Selbstbestimmung in der Mandatsführung
Perspektiven von KESB-Mitarbeitenden und ihre Zusammenarbeit mit Beistandspersonen
Die Revision des Erwachsenenschutzrechts von 2013 hatte zum Ziel, die Selbstbestimmung von verbeiständeten Personen zu fördern. Bisherige Forschungsergebnisse zeigen, dass die Zusammenarbeit zwischen Beistandspersonen und der KESB für die Förderung von Selbstbestimmung in der Mandatsführung bedeutsam ist. Diese Bachelorarbeit untersucht, wie die Mitarbeitenden der KESB Selbstbestimmung im Erwachsenenschutz verstehen und wie sie mit den Beistandspersonen im Rahmen der Förderung von Selbstbestimmung zusammenarbeiten.

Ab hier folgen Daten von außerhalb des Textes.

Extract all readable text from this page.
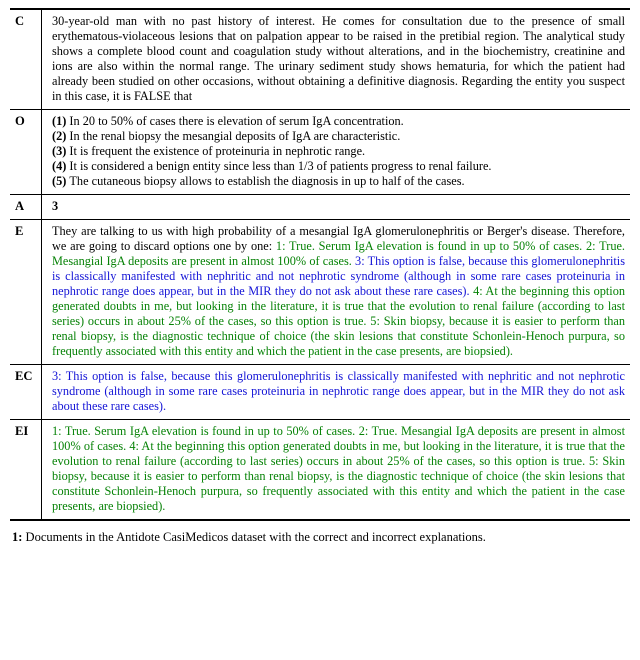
C	30-year-old man with no past history of interest. He comes for consultation due to the presence of small erythematous-violaceous lesions that on palpation appear to be raised in the pretibial region. The analytical study shows a complete blood count and coagulation study without alterations, and in the biochemistry, creatinine and ions are also within the normal range. The urinary sediment study shows hematuria, for which the patient had already been studied on other occasions, without obtaining a definitive diagnosis. Regarding the entity you suspect in this case, it is FALSE that
O	(1) In 20 to 50% of cases there is elevation of serum IgA concentration.
(2) In the renal biopsy the mesangial deposits of IgA are characteristic.
(3) It is frequent the existence of proteinuria in nephrotic range.
(4) It is considered a benign entity since less than 1/3 of patients progress to renal failure.
(5) The cutaneous biopsy allows to establish the diagnosis in up to half of the cases.
A	3
E	They are talking to us with high probability of a mesangial IgA glomerulonephritis or Berger's disease. Therefore, we are going to discard options one by one: 1: True. Serum IgA elevation is found in up to 50% of cases. 2: True. Mesangial IgA deposits are present in almost 100% of cases. 3: This option is false, because this glomerulonephritis is classically manifested with nephritic and not nephrotic syndrome (although in some rare cases proteinuria in nephrotic range does appear, but in the MIR they do not ask about these rare cases). 4: At the beginning this option generated doubts in me, but looking in the literature, it is true that the evolution to renal failure (according to last series) occurs in about 25% of the cases, so this option is true. 5: Skin biopsy, because it is easier to perform than renal biopsy, is the diagnostic technique of choice (the skin lesions that constitute Schonlein-Henoch purpura, so frequently associated with this entity and which the patient in the case presents, are biopsied).
EC	3: This option is false, because this glomerulonephritis is classically manifested with nephritic and not nephrotic syndrome (although in some rare cases proteinuria in nephrotic range does appear, but in the MIR they do not ask about these rare cases).
EI	1: True. Serum IgA elevation is found in up to 50% of cases. 2: True. Mesangial IgA deposits are present in almost 100% of cases. 4: At the beginning this option generated doubts in me, but looking in the literature, it is true that the evolution to renal failure (according to last series) occurs in about 25% of the cases, so this option is true. 5: Skin biopsy, because it is easier to perform than renal biopsy, is the diagnostic technique of choice (the skin lesions that constitute Schonlein-Henoch purpura, so frequently associated with this entity and which the patient in the case presents, are biopsied).
1: Documents in the Antidote CasiMedicos dataset with the correct and incorrect explanations.
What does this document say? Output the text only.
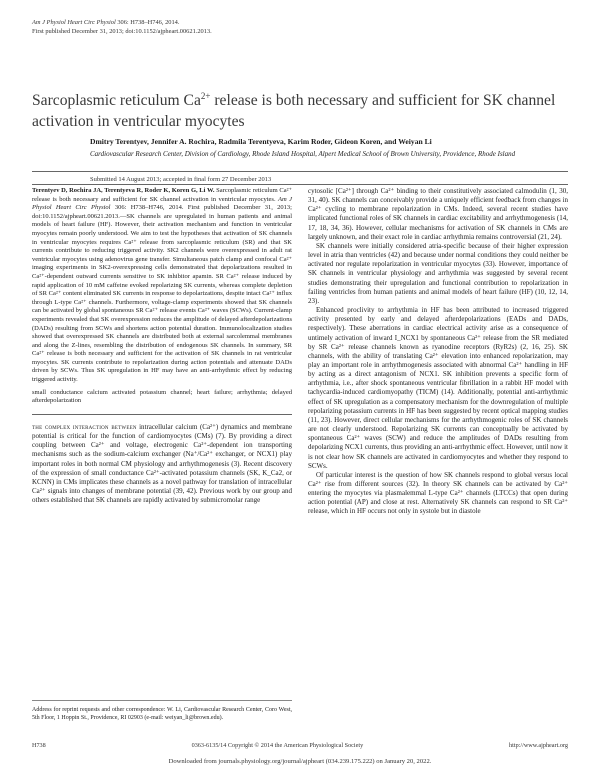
Am J Physiol Heart Circ Physiol 306: H738–H746, 2014.
First published December 31, 2013; doi:10.1152/ajpheart.00621.2013.
Sarcoplasmic reticulum $Ca^{2+}$ release is both necessary and sufficient for SK channel activation in ventricular myocytes
Dmitry Terentyev, Jennifer A. Rochira, Radmila Terentyeva, Karim Roder, Gideon Koren, and Weiyan Li
Cardiovascular Research Center, Division of Cardiology, Rhode Island Hospital, Alpert Medical School of Brown University, Providence, Rhode Island
Submitted 14 August 2013; accepted in final form 27 December 2013

Terentyev D, Rochira JA, Terentyeva R, Roder K, Koren G, Li W. Sarcoplasmic reticulum Ca²⁺ release is both necessary and sufficient for SK channel activation in ventricular myocytes. Am J Physiol Heart Circ Physiol 306: H738–H746, 2014. First published December 31, 2013; doi:10.1152/ajpheart.00621.2013.—SK channels are upregulated in human patients and animal models of heart failure (HF). However, their activation mechanism and function in ventricular myocytes remain poorly understood. We aim to test the hypotheses that activation of SK channels in ventricular myocytes requires Ca²⁺ release from sarcoplasmic reticulum (SR) and that SK currents contribute to reducing triggered activity. SK2 channels were overexpressed in adult rat ventricular myocytes using adenovirus gene transfer. Simultaneous patch clamp and confocal Ca²⁺ imaging experiments in SK2-overexpressing cells demonstrated that depolarizations resulted in Ca²⁺-dependent outward currents sensitive to SK inhibitor apamin. SR Ca²⁺ release induced by rapid application of 10 mM caffeine evoked repolarizing SK currents, whereas complete depletion of SR Ca²⁺ content eliminated SK currents in response to depolarizations, despite intact Ca²⁺ influx through L-type Ca²⁺ channels. Furthermore, voltage-clamp experiments showed that SK channels can be activated by global spontaneous SR Ca²⁺ release events Ca²⁺ waves (SCWs). Current-clamp experiments revealed that SK overexpression reduces the amplitude of delayed afterdepolarizations (DADs) resulting from SCWs and shortens action potential duration. Immunolocalization studies showed that overexpressed SK channels are distributed both at external sarcolemmal membranes and along the Z-lines, resembling the distribution of endogenous SK channels. In summary, SR Ca²⁺ release is both necessary and sufficient for the activation of SK channels in rat ventricular myocytes. SK currents contribute to repolarization during action potentials and attenuate DADs driven by SCWs. Thus SK upregulation in HF may have an anti-arrhythmic effect by reducing triggered activity.

small conductance calcium activated potassium channel; heart failure; arrhythmia; delayed afterdepolarization

the complex interaction between intracellular calcium (Ca²⁺) dynamics and membrane potential is critical for the function of cardiomyocytes (CMs) (7). By providing a direct coupling between Ca²⁺ and voltage, electrogenic Ca²⁺-dependent ion transporting mechanisms such as the sodium-calcium exchanger (Na⁺/Ca²⁺ exchanger, or NCX1) play important roles in both normal CM physiology and arrhythmogenesis (3). Recent discovery of the expression of small conductance Ca²⁺-activated potassium channels (SK, K_Ca2, or KCNN) in CMs implicates these channels as a novel pathway for translation of intracellular Ca²⁺ signals into changes of membrane potential (39, 42). Previous work by our group and others established that SK channels are rapidly activated by submicromolar range

Address for reprint requests and other correspondence: W. Li, Cardiovascular Research Center, Coro West, 5th Floor, 1 Hoppin St., Providence, RI 02903 (e-mail: weiyan_li@brown.edu).

cytosolic [Ca²⁺] through Ca²⁺ binding to their constitutively associated calmodulin (1, 30, 31, 40). SK channels can conceivably provide a uniquely efficient feedback from changes in Ca²⁺ cycling to membrane repolarization in CMs. Indeed, several recent studies have implicated functional roles of SK channels in cardiac excitability and arrhythmogenesis (14, 17, 18, 34, 36). However, cellular mechanisms for activation of SK channels in CMs are largely unknown, and their exact role in cardiac arrhythmia remains controversial (21, 24).

SK channels were initially considered atria-specific because of their higher expression level in atria than ventricles (42) and because under normal conditions they could neither be activated nor regulate repolarization in ventricular myocytes (33). However, importance of SK channels in ventricular physiology and arrhythmia was suggested by several recent studies demonstrating their upregulation and functional contribution to repolarization in failing ventricles from human patients and animal models of heart failure (HF) (10, 12, 14, 23).

Enhanced proclivity to arrhythmia in HF has been attributed to increased triggered activity presented by early and delayed afterdepolarizations (EADs and DADs, respectively). These aberrations in cardiac electrical activity arise as a consequence of untimely activation of inward I_NCX1 by spontaneous Ca²⁺ release from the SR mediated by SR Ca²⁺ release channels known as ryanodine receptors (RyR2s) (2, 16, 25). SK channels, with the ability of translating Ca²⁺ elevation into enhanced repolarization, may play an important role in arrhythmogenesis associated with abnormal Ca²⁺ handling in HF by acting as a direct antagonism of NCX1. SK inhibition prevents a specific form of arrhythmia, i.e., after shock spontaneous ventricular fibrillation in a rabbit HF model with tachycardia-induced cardiomyopathy (TICM) (14). Additionally, potential anti-arrhythmic effect of SK upregulation as a compensatory mechanism for the downregulation of multiple repolarizing potassium currents in HF has been suggested by recent optical mapping studies (11, 23). However, direct cellular mechanisms for the arrhythmogenic roles of SK channels are not clearly understood. Repolarizing SK currents can conceptually be activated by spontaneous Ca²⁺ waves (SCW) and reduce the amplitudes of DADs resulting from depolarizing NCX1 currents, thus providing an anti-arrhythmic effect. However, until now it is not clear how SK channels are activated in cardiomyocytes and whether they respond to SCWs.

Of particular interest is the question of how SK channels respond to global versus local Ca²⁺ rise from different sources (32). In theory SK channels can be activated by Ca²⁺ entering the myocytes via plasmalemmal L-type Ca²⁺ channels (LTCCs) that open during action potential (AP) and close at rest. Alternatively SK channels can respond to SR Ca²⁺ release, which in HF occurs not only in systole but in diastole

H738	0363-6135/14 Copyright © 2014 the American Physiological Society	http://www.ajpheart.org
Downloaded from journals.physiology.org/journal/ajpheart (034.239.175.222) on January 20, 2022.
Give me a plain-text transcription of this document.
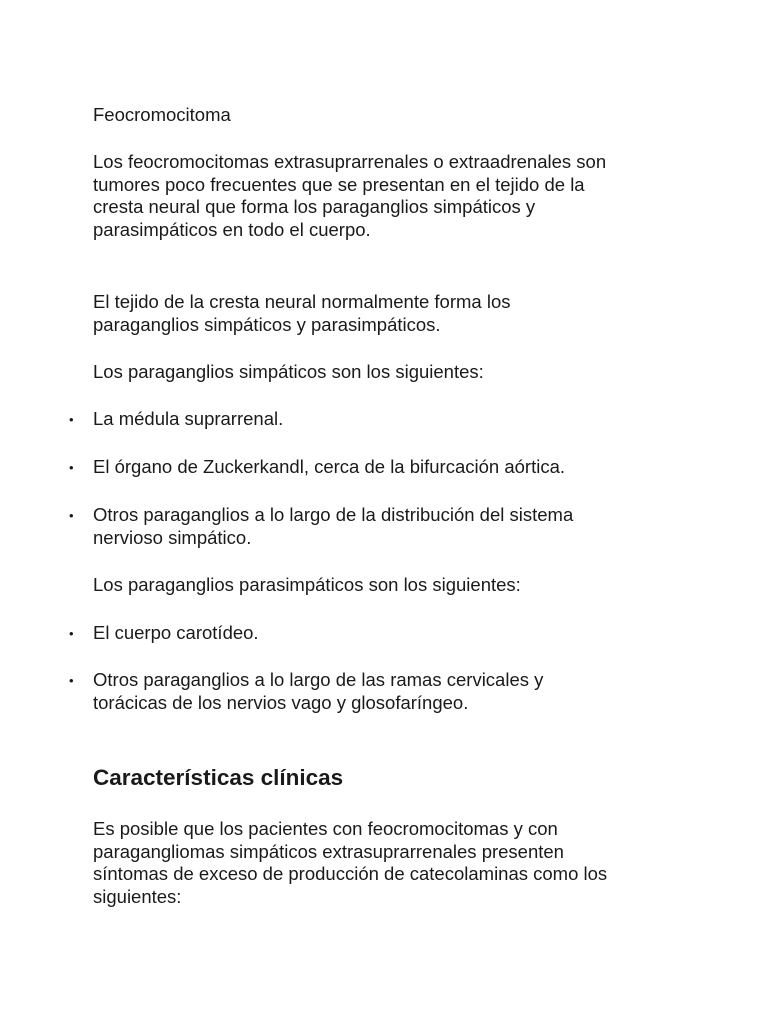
Feocromocitoma

Los feocromocitomas extrasuprarrenales o extraadrenales son
tumores poco frecuentes que se presentan en el tejido de la
cresta neural que forma los paraganglios simpáticos y
parasimpáticos en todo el cuerpo.

El tejido de la cresta neural normalmente forma los
paraganglios simpáticos y parasimpáticos.

Los paraganglios simpáticos son los siguientes:

• La médula suprarrenal.

• El órgano de Zuckerkandl, cerca de la bifurcación aórtica.

• Otros paraganglios a lo largo de la distribución del sistema
nervioso simpático.

Los paraganglios parasimpáticos son los siguientes:

• El cuerpo carotídeo.

• Otros paraganglios a lo largo de las ramas cervicales y
torácicas de los nervios vago y glosofaríngeo.

Características clínicas

Es posible que los pacientes con feocromocitomas y con
paragangliomas simpáticos extrasuprarrenales presenten
síntomas de exceso de producción de catecolaminas como los
siguientes:
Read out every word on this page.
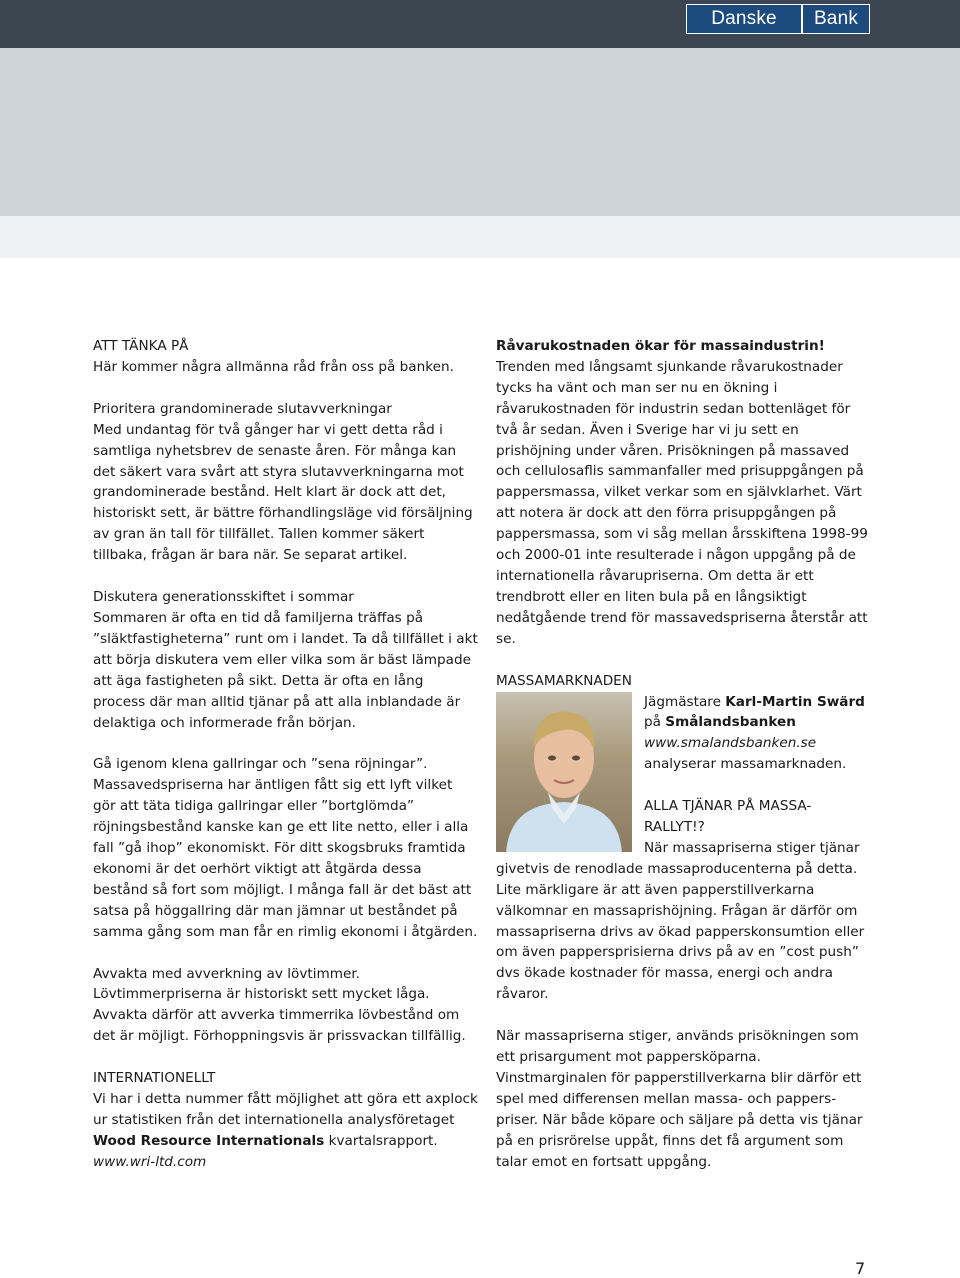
Danske	Bank

ATT TÄNKA PÅ

Här kommer några allmänna råd från oss på banken.

Prioritera grandominerade slutavverkningar

Med undantag för två gånger har vi gett detta råd i samtliga nyhetsbrev de senaste åren. För många kan det säkert vara svårt att styra slutavverkningarna mot grandominerade bestånd. Helt klart är dock att det, historiskt sett, är bättre förhandlingsläge vid försäljning av gran än tall för tillfället. Tallen kommer säkert tillbaka, frågan är bara när. Se separat artikel.

Diskutera generationsskiftet i sommar

Sommaren är ofta en tid då familjerna träffas på ”släktfastigheterna” runt om i landet. Ta då tillfället i akt att börja diskutera vem eller vilka som är bäst lämpade att äga fastigheten på sikt. Detta är ofta en lång process där man alltid tjänar på att alla inblandade är delaktiga och informerade från början.

Gå igenom klena gallringar och ”sena röjningar”.

Massavedspriserna har äntligen fått sig ett lyft vilket gör att täta tidiga gallringar eller ”bortglömda” röjningsbestånd kanske kan ge ett lite netto, eller i alla fall ”gå ihop” ekonomiskt. För ditt skogsbruks framtida ekonomi är det oerhört viktigt att åtgärda dessa bestånd så fort som möjligt. I många fall är det bäst att satsa på höggallring där man jämnar ut beståndet på samma gång som man får en rimlig ekonomi i åtgärden.

Avvakta med avverkning av lövtimmer.

Lövtimmerpriserna är historiskt sett mycket låga. Avvakta därför att avverka timmerrika lövbestånd om det är möjligt. Förhoppningsvis är prissvackan tillfällig.

INTERNATIONELLT

Vi har i detta nummer fått möjlighet att göra ett axplock ur statistiken från det internationella analysföretaget Wood Resource Internationals kvartalsrapport. www.wri-ltd.com

Råvarukostnaden ökar för massaindustrin!

Trenden med långsamt sjunkande råvarukostnader tycks ha vänt och man ser nu en ökning i råvarukostnaden för industrin sedan bottenläget för två år sedan. Även i Sverige har vi ju sett en prishöjning under våren. Prisökningen på massaved och cellulosaflis sammanfaller med prisuppgången på pappersmassa, vilket verkar som en självklarhet. Värt att notera är dock att den förra prisuppgången på pappersmassa, som vi såg mellan årsskiftena 1998-99 och 2000-01 inte resulterade i någon uppgång på de internationella råvarupriserna. Om detta är ett trendbrott eller en liten bula på en långsiktigt nedåtgående trend för massavedspriserna återstår att se.

MASSAMARKNADEN

Jägmästare Karl-Martin Swärd på Smålandsbanken www.smalandsbanken.se analyserar massamarknaden.

ALLA TJÄNAR PÅ MASSA-RALLYT!?

När massapriserna stiger tjänar givetvis de renodlade massaproducenterna på detta. Lite märkligare är att även papperstillverkarna välkomnar en massaprishöjning. Frågan är därför om massapriserna drivs av ökad papperskonsumtion eller om även pappersprisierna drivs på av en ”cost push” dvs ökade kostnader för massa, energi och andra råvaror.

När massapriserna stiger, används prisökningen som ett prisargument mot pappersköparna. Vinstmarginalen för papperstillverkarna blir därför ett spel med differensen mellan massa- och pappers-priser. När både köpare och säljare på detta vis tjänar på en prisrörelse uppåt, finns det få argument som talar emot en fortsatt uppgång.

7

Um die Fragestellung zu beantworten, werden die theoretischen Grundlagen des Erwachsenenschutzes und der BRK dargelegt. Der Begriff der Selbstbestimmung wird beleuchtet und in den Kontext des Erwachsenenschutzes eingeordnet. Zudem werden die Aufgaben der KESB und deren Zusammenarbeit mit den Beistandspersonen verortet. Schliesslich werden Expert:inneninterviews mit Mitarbeitenden zweier KESB im Kanton Bern durchgeführt.
Die Ergebnisse der empirischen Untersuchung zeigen, dass die Mitarbeitenden der KESB Selbstbestimmung als Fähigkeit zur Willensbildung, zur Entscheidungsfindung und zur Umsetzung des eigenen Willens verstehen. Sie beeinflusst den Entscheid über die Anordnung einer behördlichen Massnahme wesentlich und wird auch in der Mandatsführung als ein zentrales Ziel erachtet. Die Mitarbeitenden der KESB verfügen über ein ausgeprägtes methodisches Verständnis zur Umsetzung der Selbstbestimmung. Dabei sehen sie einige Hindernisse. Gemäss den Erkenntnissen der Untersuchung ermöglichen verschiedene Austauschgefässe zwischen der KESB, den Beistandspersonen und den Leitenden der Sozialdienste eine Zusammenarbeit und fachliche Diskussionen, u. a. fallbezogen zur Selbstbestimmung. Die Rollen der KESB und der Beistandspersonen werden klar getrennt: die Förderung der Selbstbestimmung stellt eine Aufgabe der Beistandspersonen dar. Aus verschiedenen Gründen wird die praktische Umsetzung von der KESB nicht kontrolliert. Die Mitarbeitenden der KESB messen einer gemeinsamen Fehlerkultur in Bezug auf die Förderung der Selbstbestimmung unterschiedliche Bedeutungen zu. Fehler werden zwar teilweise besprochen, eine verschriftliche Fehler-kultur besteht jedoch nicht.
In Zukunft soll die Nutzung von Alternativen zu behördlichen Massnahmen gefördert werden. Um die Selbstbestimmung in der Mandatsführung fördern zu können, müssen die zeitlichen Ressourcen von Beistandspersonen sowie institutionelle Rahmenbedingungen angepasst werden. In Bezug auf die Zusammenarbeit zwischen der KESB und Beistandspersonen kann durch weiterführende Untersuchungen die Perspektive der Leitenden der Sozialdienste erfragt und die Austauschgefässe in anderen KESB der Schweiz untersucht werden. Aus den Er-kenntnissen dieser Bachelorarbeit ergeben sich zudem die weiterführenden Fragestellungen, wie die KESB ihre Kontrolle der Förderung der Selbstbestimmung umsetzen und wie die Fehlerkultur zwischen der KESB und den Beistandspersonen konkretisiert werden kann.